A malicious coordinator could generate a block containing only CSTX or receipts. If that block were approved, only one of the states would be changed, creating the possibility of lost tokens and double payments. However, in Synchro, the global validator must verify that CSTX and receipt approval are completed in a same block. Therefore, an attacker cannot change only one of the states in the CSTX in a same block, and no token loss or double payment can occur due to inconsistency in the blockchain states.

Producer
A malicious producer could create a malformed chunk and send it to the global validator instead of the chunk created by the coordinator. A DoS attack by sending malformed chunks would enable an attacker to interfere with the generation of new blocks by ordinary users. However, since Synchro enables each producer to select and propose chunks to the global validator independently, the global validator can successfully generate blocks if at least one producer belonging to the same shard as the attacker operates in accordance with the protocol. Thus, as long as there is an honest producer in each shard, it will be impossible to interfere with block generation.

Global Validator
A malicious global validator could generate blocks of incorrect chunk combinations. For example, token loss or double payments could occur if an attacker generates a block that does not contain CSTX and receipts simultaneously. However, the Synchro is supposed to determine the authorized chain in accordance with the fork-choice rule. Thus, if most global validators are honest, fraudulent blockchains will be eliminated.

The new roles and zero-knowledge proofs in Synchro may reduce transaction throughput compared with Nightshade.
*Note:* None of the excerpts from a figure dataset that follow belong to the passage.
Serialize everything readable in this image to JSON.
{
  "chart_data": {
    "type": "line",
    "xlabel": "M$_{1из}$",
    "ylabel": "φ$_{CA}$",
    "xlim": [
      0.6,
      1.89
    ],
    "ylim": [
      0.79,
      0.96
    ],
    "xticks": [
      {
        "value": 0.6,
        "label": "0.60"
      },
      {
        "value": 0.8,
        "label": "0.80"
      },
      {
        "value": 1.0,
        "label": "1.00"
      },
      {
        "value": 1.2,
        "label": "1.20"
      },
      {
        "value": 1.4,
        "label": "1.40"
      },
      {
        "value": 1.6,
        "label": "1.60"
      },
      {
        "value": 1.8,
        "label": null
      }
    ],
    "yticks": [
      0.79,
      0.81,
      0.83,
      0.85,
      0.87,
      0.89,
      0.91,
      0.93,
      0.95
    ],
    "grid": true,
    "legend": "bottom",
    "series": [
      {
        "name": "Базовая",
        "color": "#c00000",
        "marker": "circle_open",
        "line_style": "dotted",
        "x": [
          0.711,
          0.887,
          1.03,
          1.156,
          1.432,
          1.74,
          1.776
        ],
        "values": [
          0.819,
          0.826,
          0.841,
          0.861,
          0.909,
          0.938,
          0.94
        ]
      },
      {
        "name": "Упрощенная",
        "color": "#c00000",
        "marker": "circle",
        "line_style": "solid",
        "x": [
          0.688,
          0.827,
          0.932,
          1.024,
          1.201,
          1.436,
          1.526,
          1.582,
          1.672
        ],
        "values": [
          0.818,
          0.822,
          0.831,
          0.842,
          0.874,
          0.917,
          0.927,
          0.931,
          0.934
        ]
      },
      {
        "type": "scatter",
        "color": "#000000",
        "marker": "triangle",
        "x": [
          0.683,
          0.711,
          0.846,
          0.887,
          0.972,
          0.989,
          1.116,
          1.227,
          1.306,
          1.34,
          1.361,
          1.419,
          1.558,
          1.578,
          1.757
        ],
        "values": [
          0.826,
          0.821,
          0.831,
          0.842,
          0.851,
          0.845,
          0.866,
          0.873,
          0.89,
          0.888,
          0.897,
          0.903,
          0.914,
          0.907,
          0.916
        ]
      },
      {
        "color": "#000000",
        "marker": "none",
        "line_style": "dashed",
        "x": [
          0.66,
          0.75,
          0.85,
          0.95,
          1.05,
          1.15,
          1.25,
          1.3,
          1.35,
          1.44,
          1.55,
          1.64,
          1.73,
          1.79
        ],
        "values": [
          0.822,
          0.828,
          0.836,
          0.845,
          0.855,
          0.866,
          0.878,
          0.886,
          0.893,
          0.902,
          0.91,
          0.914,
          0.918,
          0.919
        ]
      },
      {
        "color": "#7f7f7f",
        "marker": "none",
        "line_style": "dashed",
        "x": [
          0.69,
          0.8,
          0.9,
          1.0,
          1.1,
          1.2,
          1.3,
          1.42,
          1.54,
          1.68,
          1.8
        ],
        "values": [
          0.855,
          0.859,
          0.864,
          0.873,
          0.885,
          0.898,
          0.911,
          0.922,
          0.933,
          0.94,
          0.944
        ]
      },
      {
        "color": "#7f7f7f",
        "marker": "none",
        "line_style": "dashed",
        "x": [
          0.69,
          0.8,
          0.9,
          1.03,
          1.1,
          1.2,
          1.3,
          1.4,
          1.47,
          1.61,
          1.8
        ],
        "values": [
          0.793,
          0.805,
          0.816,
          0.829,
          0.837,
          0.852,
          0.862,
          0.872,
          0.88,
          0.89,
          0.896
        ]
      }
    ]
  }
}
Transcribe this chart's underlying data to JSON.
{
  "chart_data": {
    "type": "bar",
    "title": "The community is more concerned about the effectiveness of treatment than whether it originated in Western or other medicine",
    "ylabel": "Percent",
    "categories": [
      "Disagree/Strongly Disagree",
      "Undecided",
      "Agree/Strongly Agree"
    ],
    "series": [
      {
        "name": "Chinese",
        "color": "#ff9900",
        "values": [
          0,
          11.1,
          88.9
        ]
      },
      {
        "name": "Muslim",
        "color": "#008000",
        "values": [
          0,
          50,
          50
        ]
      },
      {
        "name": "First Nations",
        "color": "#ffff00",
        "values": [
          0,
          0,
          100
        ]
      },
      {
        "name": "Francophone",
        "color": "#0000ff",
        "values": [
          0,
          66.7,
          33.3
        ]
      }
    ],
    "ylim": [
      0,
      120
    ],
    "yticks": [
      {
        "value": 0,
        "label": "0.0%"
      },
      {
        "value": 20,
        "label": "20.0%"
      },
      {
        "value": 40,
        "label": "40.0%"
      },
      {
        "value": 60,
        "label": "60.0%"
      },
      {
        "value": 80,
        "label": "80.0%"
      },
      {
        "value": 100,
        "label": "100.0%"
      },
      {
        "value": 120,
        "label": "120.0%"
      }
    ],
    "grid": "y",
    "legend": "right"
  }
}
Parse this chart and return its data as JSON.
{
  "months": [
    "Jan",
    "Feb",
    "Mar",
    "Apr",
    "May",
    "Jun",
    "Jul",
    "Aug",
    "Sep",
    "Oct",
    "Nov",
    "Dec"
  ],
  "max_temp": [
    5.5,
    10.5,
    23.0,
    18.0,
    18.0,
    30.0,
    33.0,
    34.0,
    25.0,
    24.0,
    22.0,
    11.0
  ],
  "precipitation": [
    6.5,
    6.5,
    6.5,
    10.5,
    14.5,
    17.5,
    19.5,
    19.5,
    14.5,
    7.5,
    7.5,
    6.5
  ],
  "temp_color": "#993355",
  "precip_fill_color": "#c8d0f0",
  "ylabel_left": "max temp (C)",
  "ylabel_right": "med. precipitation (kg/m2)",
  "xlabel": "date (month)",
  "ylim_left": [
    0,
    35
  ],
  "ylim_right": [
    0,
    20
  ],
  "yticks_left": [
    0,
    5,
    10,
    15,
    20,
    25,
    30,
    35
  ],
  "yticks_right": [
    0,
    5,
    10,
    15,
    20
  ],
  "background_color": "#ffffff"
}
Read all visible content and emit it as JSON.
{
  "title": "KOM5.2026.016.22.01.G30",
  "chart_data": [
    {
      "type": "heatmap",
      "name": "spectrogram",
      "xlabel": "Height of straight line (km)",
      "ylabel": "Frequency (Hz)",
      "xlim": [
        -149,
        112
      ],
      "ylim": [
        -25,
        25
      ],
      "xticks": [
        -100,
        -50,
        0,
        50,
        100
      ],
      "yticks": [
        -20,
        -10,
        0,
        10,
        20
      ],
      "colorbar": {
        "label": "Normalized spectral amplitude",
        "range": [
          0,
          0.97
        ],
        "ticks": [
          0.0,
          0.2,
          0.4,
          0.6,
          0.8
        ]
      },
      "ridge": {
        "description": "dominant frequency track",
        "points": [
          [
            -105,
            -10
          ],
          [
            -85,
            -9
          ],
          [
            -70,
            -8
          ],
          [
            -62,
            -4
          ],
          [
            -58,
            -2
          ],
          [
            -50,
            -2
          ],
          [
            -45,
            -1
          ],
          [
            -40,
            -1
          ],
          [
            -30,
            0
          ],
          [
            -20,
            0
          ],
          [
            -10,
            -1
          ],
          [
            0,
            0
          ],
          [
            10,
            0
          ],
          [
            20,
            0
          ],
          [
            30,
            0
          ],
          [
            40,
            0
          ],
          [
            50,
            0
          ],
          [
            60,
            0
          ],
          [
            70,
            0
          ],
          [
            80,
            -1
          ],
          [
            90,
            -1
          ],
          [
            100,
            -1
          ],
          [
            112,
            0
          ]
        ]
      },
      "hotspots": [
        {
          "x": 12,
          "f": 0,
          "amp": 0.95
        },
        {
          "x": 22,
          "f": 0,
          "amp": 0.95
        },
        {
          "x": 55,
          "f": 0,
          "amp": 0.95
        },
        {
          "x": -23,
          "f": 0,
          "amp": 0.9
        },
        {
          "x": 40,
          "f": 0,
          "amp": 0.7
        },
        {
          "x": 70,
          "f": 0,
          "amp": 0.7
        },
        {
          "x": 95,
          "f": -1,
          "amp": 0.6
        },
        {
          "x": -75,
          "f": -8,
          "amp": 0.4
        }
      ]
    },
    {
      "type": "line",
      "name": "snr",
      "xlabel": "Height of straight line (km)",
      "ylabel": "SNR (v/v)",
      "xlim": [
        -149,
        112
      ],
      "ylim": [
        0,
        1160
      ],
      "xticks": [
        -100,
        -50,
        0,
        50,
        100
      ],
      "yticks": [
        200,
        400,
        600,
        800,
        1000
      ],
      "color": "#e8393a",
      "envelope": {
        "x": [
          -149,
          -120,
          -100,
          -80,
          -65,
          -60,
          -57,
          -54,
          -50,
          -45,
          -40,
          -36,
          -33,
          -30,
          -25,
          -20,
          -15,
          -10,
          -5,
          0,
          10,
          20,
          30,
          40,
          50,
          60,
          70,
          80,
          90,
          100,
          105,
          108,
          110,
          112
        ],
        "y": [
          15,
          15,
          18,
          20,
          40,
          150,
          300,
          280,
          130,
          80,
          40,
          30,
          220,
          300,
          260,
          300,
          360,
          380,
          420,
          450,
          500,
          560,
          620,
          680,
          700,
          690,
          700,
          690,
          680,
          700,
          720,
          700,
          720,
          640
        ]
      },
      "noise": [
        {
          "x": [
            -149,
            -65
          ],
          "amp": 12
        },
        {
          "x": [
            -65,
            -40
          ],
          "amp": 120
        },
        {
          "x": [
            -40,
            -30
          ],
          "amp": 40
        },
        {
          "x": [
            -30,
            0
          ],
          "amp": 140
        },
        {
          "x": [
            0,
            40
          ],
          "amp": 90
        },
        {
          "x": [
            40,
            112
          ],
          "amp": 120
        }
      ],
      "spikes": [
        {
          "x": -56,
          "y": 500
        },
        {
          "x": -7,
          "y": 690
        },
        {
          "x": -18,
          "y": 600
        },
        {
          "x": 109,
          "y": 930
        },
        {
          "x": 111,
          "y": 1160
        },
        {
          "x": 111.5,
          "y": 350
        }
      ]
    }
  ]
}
Therefore, we theoretically compared Nightshade and Synchro in terms of transaction throughput.

Changes associated with the introduction of coordinators
In Synchro, a new coordinator is introduced, which causes a delay in transaction processing due to the overhead associated with it. However, the processing of the coordinator can be pipelined with the processing of other roles. Therefore, if the coordinator can generate a block within the block time, the overhead associated with the introduction of the coordinator will not affect transaction throughput. Since the coordinator’s processing is only central-processing-unit computation and network communication, it should be possible to complete the processing during the block time.

Changes associated with the introduction of zero-knowledge proofs
Since Synchro introduces a new zero-knowledge proof, there is an associated overhead. However, when the average block time of Nightshade is $t_{block}$, chunk-verification time by the producer is $t_{chunk}$ and zero-knowledge-proof production time is $t_{zk_{p}}$, Formula (1) is satisfied. The overhead does not affect scalability.

$$t_{block}\geq t_{chunk}+t_{zk_{p}}$$

(1)

As of July 7, 2023, $T_{block}$ is about 1s.[20] Prior research has found that the time to create a zero-knowledge proof using the simplest generation circuit is $t_{zk_{p}}=0.41$s[18]. Therefore, if Formula (1) is satisfied, the block time of Synchro will not be reduced compared with Nightshade.

Assuming that 100,000 TPS is achieved with 1000 shards, 100 transactions per chunk would be required (the upper limit in the specification is 1000 transactions per chunk). Assuming that a zero-knowledge proof is generated for each transaction, a simple calculation shows that it would take 0.41s$\times$100 = 41s, a performance degradation compared with Nightshade. Therefore, it is necessary to keep the proof-creation time within 1s by adopting a policy of creating one zero-knowledge proof per chunk, designing the proposition circuit as simple as possible, and adopting the most efficient zero-knowledge-proof protocol.

Changes associated with the introduction of global validators
In Nightshade, only the producer generates the block. However, Synchro adds verification of the block by a global validator, which causes a delay in transaction processing due to the associated overhead. However, the processing of the producer and global validator can be pipelined. If $t_{chunk}$ denotes the chunk-validation time by the producer, $t_{zk_{p}}$ the zero-knowledge-proof production time, $t_{zk_{v}}$ the chunk validation by the global validator, and $s$ the number of shards, then Formula (2) is satisfied The overhead of adding the global validator does not affect transaction throughput.

$$t_{chunk}+t_{zk_{p}}\geq s\times t_{zk_{v}}$$

(2)

In a previous work, the verification time with zero-knowledge proofs using the simplest generation circuit was $t_{zk_{v}}=0.0043$s.[18] For $s=100$, $s\times t_{zk_{v}}=0.43$s. Therefore, given that $t_{zk_{p}}=0.41$s, it is possible to satisfy Formula (2) depending on $t_{chunk}$.